Data lakehouse tools
There are several options for getting started with data lakehouses. This includes opting for a pre-built service or building your own using open source tools. In this section, we’ll look at the main categories of tools and some popular tools within those categories.
- Data ingestion - Data ingestion tools need to be able to handle a large volume of incoming data efficiently and make it easy to integrate with different data sources. Examples are Telegraf and Apache Kafka.
- Data storage - Available tools for building a data lakehouse include object storage tools like AWS S3, MinIO, and Google Cloud Storage.
- Data processing - Data processing tools commonly used with data lakehouses include Apache Spark and Apache Flink. These tools allow you to transform and manipulate data as needed for your workload.
- Data management - Data management tools extend the underlying storage layer to provide the capabilities you expect from a data lakehouse. Examples include Delta Lake and Apache Hudi.
Future data lakehouse trends
The data lakehouse architecture is still relatively new, and as a result, is rapidly evolving. Here are some future trends in terms of features and functionality that you should look for in data lakehouses moving forward:
- Adoption for MLOps workloads - Data lakehouses are a good fit for data science teams to adopt MLOps best practices with minimal overhead. Data lakehouses support much of the functionality needed for MLOps without requiring a dedicated solution, which makes life easier for machine learning specialists.
- Automated performance optimization - Rather than manually tuning things like indexes and storage patterns to improve query performance, many data lakehouses will automatically optimize queries and tune performance based on workload patterns.
- Improved semantic layer - A challenge of data lakehouses is making the vast amount of data accessible and understandable to non-technical users. Improvements in the semantic layer of data lakehouses, combined with tools like LLMs, will allow users to query and analyze their data using natural language.
Data lakehouse FAQs
How does a data lakehouse work?
A data lakehouse works by first ingesting data from a variety of sources. This includes traditional databases, real-time stream data from IoT devices, application logs, and more. The lakehouse ingests this data, whether structured, semi-structured, or unstructured, through various mechanisms, such as batch uploads or streaming pipelines, depending on the source and nature of the data.

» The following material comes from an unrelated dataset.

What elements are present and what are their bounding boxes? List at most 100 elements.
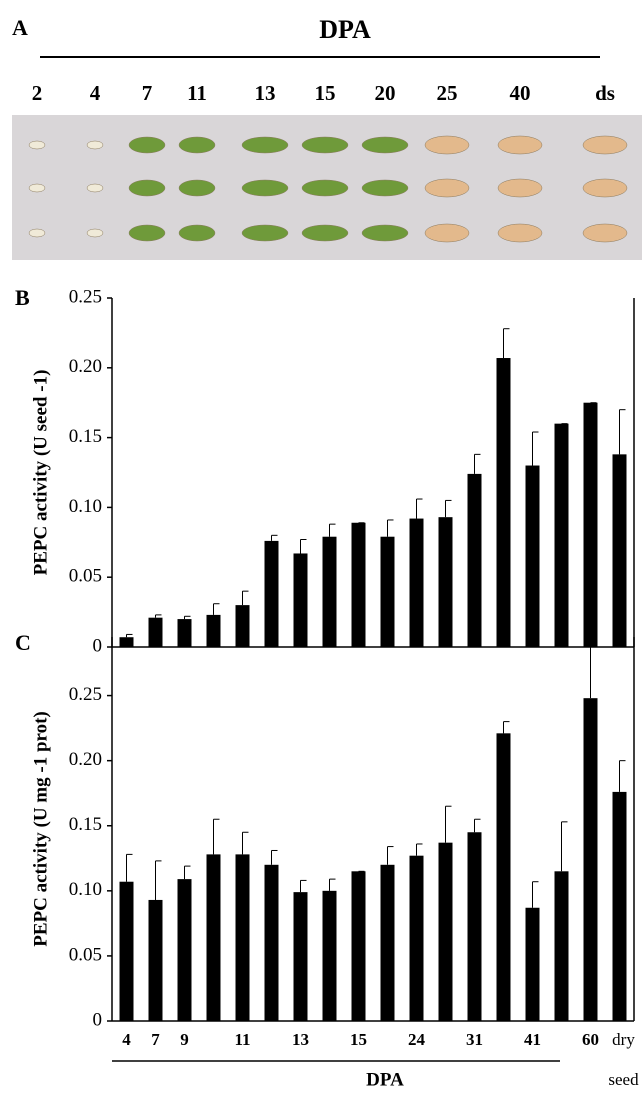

Once inside the lakehouse, the raw data is stored in its native format, typically in a distributed file system or object storage like AWS S3 or MinIO. Metadata management tools catalog the data and maintain its lineage, enabling efficient discovery and access. Data lakehouses often employ schema-on-read approaches, where data is only structured and transformed at the time of query or analysis.
How is a data lakehouse different from a data lake?
The key difference between data lakes and data lakehouses is the support for structured data and performance optimization seen in data warehouses. Data lakehouses still store the raw and unformatted data but add a metadata layer and governance model on top to ensure better data quality, which allows for better performance as a result.
Data lakehouse vs data warehouse
The primary difference between data lakehouses and data warehouses is data lakehouse’s ability to store unstructured and semi-structured data. Data stored in a data warehouse typically requires an ETL process to process the data before storage to ensure data is formatted correctly.